Antonio Méndez Esparza
Florida State University’s Antonio Méndez Esparza in the College of Motion Picture Arts has been awarded a prestigious Guggenheim Fellowship. (Photo: La Semaine de la Critique)

Florida State University’s Antonio Méndez Esparza, an acclaimed film director who teaches in the College of Motion Picture Arts, has been awarded a prestigious Guggenheim Fellowship.

Esparza, an assistant teaching professor at FSU’s film school, is one of 173 Guggenheim Fellows selected for the class of 2017. They were among a group of about 3,000 artists and scholars who participated in the John Simon Guggenheim Memorial Foundation’s 93rd competition.

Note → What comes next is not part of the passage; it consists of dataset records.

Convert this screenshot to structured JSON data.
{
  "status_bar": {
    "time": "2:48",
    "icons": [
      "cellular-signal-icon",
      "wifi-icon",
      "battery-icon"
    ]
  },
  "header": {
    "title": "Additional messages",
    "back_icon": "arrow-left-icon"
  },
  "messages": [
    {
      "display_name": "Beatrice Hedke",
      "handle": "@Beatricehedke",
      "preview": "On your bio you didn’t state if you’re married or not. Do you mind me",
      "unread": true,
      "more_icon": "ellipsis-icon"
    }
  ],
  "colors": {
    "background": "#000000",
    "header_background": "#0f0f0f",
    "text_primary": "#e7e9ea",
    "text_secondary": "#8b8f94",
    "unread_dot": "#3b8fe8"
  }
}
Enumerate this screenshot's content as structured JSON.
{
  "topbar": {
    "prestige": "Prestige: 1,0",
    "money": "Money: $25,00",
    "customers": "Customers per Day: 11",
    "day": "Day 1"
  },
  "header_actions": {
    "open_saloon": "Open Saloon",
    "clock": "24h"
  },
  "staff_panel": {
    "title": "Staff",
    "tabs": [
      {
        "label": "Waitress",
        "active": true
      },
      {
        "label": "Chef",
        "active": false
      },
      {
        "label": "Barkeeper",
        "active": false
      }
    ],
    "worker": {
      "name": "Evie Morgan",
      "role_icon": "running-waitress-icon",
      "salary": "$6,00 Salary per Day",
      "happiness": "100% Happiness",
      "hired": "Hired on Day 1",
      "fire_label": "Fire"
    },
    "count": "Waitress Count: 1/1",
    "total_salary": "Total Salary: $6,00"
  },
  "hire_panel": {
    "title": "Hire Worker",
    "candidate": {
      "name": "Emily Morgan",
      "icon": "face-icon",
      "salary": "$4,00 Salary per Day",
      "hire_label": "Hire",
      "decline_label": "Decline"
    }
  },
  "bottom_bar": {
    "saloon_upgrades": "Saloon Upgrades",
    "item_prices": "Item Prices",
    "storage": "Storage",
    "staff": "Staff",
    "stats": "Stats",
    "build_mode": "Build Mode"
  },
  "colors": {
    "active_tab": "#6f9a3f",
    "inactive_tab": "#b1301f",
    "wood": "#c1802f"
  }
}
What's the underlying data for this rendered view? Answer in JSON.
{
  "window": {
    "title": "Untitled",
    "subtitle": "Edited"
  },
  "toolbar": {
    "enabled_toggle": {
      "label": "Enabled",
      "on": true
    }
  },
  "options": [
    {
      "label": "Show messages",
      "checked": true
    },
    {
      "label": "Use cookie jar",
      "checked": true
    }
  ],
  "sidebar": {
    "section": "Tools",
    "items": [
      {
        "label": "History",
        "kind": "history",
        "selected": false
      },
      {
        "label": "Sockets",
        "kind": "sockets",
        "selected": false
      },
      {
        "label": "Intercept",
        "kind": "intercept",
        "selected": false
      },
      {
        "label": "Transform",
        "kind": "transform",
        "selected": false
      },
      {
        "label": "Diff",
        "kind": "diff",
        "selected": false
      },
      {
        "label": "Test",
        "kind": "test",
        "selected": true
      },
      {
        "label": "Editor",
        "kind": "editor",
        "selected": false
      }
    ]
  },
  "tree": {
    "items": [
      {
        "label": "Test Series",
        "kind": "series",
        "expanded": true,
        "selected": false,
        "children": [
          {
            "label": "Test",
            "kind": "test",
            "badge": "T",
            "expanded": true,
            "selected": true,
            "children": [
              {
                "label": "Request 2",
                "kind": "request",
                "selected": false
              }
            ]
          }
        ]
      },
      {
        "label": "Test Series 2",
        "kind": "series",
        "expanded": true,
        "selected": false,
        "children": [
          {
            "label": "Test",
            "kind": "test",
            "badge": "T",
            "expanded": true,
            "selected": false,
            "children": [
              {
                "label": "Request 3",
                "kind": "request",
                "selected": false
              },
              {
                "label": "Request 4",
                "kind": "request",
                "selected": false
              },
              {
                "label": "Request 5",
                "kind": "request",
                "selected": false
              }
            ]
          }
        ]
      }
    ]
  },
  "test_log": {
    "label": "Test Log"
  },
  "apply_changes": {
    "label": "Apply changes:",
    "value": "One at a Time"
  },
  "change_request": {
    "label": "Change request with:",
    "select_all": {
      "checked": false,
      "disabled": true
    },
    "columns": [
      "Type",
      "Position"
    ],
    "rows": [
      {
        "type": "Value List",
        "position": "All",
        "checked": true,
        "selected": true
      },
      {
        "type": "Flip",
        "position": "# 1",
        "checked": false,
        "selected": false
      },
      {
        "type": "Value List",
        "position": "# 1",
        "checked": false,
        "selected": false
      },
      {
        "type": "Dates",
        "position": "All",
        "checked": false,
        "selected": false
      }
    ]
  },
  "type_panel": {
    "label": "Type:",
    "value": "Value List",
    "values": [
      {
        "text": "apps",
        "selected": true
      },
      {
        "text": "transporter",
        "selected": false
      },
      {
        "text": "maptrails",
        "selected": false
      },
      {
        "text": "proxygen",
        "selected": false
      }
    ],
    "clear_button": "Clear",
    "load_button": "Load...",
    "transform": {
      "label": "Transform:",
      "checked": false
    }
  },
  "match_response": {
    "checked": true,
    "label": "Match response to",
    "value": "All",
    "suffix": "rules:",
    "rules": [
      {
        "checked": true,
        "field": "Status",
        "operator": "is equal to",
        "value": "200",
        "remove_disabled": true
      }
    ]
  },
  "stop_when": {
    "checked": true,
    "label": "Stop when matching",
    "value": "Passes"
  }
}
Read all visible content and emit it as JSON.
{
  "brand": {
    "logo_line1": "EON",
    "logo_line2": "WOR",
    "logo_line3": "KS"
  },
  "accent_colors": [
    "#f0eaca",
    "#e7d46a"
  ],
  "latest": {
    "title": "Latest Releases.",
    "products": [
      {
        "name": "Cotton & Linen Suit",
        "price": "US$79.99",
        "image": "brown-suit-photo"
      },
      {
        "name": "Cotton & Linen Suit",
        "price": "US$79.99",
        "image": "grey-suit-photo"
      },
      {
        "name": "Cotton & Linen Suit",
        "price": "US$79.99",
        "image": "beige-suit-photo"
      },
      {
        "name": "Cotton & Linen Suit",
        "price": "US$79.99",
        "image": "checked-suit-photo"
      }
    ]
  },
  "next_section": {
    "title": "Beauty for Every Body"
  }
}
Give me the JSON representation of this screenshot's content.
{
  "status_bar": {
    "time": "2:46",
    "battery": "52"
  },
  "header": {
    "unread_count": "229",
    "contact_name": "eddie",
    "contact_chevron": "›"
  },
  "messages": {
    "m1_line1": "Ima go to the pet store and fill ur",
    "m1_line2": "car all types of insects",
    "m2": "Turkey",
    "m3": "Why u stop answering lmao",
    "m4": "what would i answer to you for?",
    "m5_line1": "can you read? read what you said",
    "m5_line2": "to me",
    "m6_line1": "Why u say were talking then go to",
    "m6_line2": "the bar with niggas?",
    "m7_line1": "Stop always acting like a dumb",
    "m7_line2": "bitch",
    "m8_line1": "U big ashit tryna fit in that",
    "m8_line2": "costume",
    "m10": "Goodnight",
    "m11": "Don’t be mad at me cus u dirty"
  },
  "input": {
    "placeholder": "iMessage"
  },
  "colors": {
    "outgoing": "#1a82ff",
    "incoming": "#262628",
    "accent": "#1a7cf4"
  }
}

“The College of Motion Picture Arts is proud of Antonio and excited that his vision has been recognized through a Guggenheim Fellowship,” said Reb Braddock, interim dean of the College of Motion Picture Arts. “Antonio is an incredible artist whose dedication to the cinematic exploration of the human condition is an inspiration to his students and colleagues at the film school.”

Esparza, who won the fellowship in the Film-Video category of Creative Arts, is a director and screenwriter whose film “Aquí y Allá” premiered at the Cannes Film Festival in 2012 and was awarded the Grand Prix. The film traveled to more than 60 film festivals around the world, including the New York Festival, Karlovy Vary, Moscow, Thessaloniki, San Sebastian, Tokyo, AFI Film Festival, Busan and Mumbai, and earned great reviews and awards.

Esparza co-founded Aquí y Allí Films, a feature film production company with a special interest in nurturing the work of young filmmakers. Born in Madrid, Esparza earned a law degree before moving to the United States, where he received a Master of Fine Arts degree from Columbia University and began developing his filmmaking career. He teaches undergraduate and graduate directing classes in the College of Motion Picture Arts.

The Guggenheim Fellowship program recognizes individuals based on their achievements and exceptional promise. This year’s class includes leaders in 49 scholarly and artistic fields from 64 academic institutions; 27 states and the District of Columbia; and three Canadian provinces.

Edward Hirsch, president of the Guggenheim Foundation, said it was an honor to support the fellows so they can continue their work.

“These artists and writers, scholars and scientists, represent the best of the best,” Hirsch said. “Each year since 1925, the Guggenheim Foundation has bet everything on the individual, and we’re thrilled to continue to do so with this wonderfully talented and diverse group.”

Since its establishment 92 years ago, the John Simon Guggenheim Memorial Foundation has presented $350 million in fellowships to more than 18,000 individuals.